Determining intent is also, of course, a key element of antidiscrimination law. It’s one of many practical problems that must be solved in enforcing most laws. Like all the other elements of establishing guilt (was the defendant even present at the scene?; did the victim shoot first?; etc.), the task can be difficult but is not necessarily insurmountable. The practical difficulty of proving intent certainly does not warrant a 4,000-year rollback in civilization’s understanding of justice.
In the case before the Supreme Court, intent is easy to establish because it’s openly acknowledged. In other cases–for example, landlords refusing to rent to blacks or Jews, but hiding behind a pretext–it’s sometimes necessary to show a pattern by comparing a sufficiently large sample of otherwise-similar applicants who are systematically approved or rejected consistently with a proscribed criterion.
He cited a New York Times article that says that this particular case is not about free expression:
Although Phillips’s cakes are undeniably quite artistic, he did not reject a particular design option, such as a topper with two grooms — in which case, his First Amendment argument would be more compelling. Instead, he flatly told Craig and Mullins that he would not sell them a wedding cake.
Readers: Who wants to bet on how the Supreme Court rules?
[My bet is that they rule in favor of the baker. My first reason is that the justices are super old. They grew up in a country of 150 million with plenty of elbow room and haven’t thought about how when the U.S. hits 400 million in population there is a high cost to having an outlier/throwback/Neanderthal such as the baker running around loose. Second, they will be concerned about a slippery slope. If this baker can be fined or imprisoned due to his irrational (see above) thoughtcrime, how far does the government have to go to stamp out non-violent dissent from the latest and greatest official thinking on social issues? Finally, the justices know that about half of Americans are at least sort of religious (Pew). They won’t want these 165 million people to see the Supreme Court as illegitimate so it would make sense to throw religious Americans a bone of some sort. (Based on their selection of people for stories on furniture-, house-, or car-shopping, our media suggests that at least 30 percent of married couples are same-sex, so the typical business owner will not want to alienate this group of consumers.)]

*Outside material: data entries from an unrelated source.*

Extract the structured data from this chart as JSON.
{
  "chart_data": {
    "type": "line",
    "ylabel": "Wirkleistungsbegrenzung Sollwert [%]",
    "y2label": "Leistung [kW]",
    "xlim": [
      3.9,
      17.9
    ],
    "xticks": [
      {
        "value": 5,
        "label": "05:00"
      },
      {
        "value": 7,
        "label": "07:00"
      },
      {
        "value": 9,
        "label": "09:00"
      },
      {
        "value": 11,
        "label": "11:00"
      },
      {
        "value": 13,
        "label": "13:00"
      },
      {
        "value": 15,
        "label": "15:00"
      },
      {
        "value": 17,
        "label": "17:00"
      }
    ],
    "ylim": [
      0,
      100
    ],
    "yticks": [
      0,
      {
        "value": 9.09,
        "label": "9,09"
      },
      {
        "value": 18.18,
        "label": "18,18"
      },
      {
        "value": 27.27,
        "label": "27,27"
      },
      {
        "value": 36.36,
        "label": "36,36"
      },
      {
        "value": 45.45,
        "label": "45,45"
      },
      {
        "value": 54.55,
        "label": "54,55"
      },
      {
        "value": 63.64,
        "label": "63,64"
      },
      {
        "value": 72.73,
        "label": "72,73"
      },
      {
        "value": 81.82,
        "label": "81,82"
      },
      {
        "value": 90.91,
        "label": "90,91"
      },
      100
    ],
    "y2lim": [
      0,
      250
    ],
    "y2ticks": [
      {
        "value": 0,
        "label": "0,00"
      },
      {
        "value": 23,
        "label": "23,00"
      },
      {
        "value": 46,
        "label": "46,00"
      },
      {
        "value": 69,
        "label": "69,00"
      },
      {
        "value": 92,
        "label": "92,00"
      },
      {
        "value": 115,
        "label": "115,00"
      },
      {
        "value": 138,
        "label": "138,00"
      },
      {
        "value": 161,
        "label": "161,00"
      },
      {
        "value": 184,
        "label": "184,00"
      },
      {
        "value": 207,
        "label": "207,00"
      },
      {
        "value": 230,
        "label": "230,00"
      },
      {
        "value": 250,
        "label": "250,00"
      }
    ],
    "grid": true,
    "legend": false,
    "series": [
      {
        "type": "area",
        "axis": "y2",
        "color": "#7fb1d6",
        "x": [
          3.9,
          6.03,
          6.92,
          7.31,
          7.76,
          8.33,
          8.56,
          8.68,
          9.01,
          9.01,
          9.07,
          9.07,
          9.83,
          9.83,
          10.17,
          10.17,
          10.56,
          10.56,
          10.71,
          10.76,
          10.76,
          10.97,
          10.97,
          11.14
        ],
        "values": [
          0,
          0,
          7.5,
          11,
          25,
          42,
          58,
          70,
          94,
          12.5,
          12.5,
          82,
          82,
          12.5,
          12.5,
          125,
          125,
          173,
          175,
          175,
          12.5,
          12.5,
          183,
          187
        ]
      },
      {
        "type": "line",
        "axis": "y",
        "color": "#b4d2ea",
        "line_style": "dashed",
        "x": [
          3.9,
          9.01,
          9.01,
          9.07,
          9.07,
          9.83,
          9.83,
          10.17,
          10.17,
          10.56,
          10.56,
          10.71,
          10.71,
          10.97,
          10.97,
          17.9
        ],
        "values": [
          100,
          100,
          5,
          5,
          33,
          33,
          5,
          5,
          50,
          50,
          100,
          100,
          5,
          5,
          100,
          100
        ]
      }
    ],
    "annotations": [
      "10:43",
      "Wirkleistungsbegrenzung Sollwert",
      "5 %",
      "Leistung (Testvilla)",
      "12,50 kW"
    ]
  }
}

There is a separate economics angle to this. Back in December 2017, I wrote to my friend as part of the above exchange
The U.S. spends about $300 billion per year on lawyers and for every $1 spent on a lawyer there are probably $2 spent on non-lawyer time and money worrying about litigation, being deposed, trying to avoid litigation, trying to comply with various regulations, etc. (see http://www.realworlddivorce.com/InOurEconomy for the source of the numbers on the total legal spend).
The NYT piece you referenced sounds reasonable, but it is not cost-free to have a legal system figure out what happened. Figure a minimum of $500,000 in legal fees, depositions, etc. to figure out whether a dispute was about the message on the cake or the customer. And you won’t know the “truth” after this. You will just maybe have a better idea of what most likely happened. Just having Americans print and then read that article shrinks the GDP. Americans could have been learning a skill instead with that time.
Same deal with all of the arguments about who had sex with whom and in exchange for how much cash or career advancement 20 years ago. The GDP shrinks every time people are contemplating Kevin Spacey or Harvey Weinstein and their various sex partners.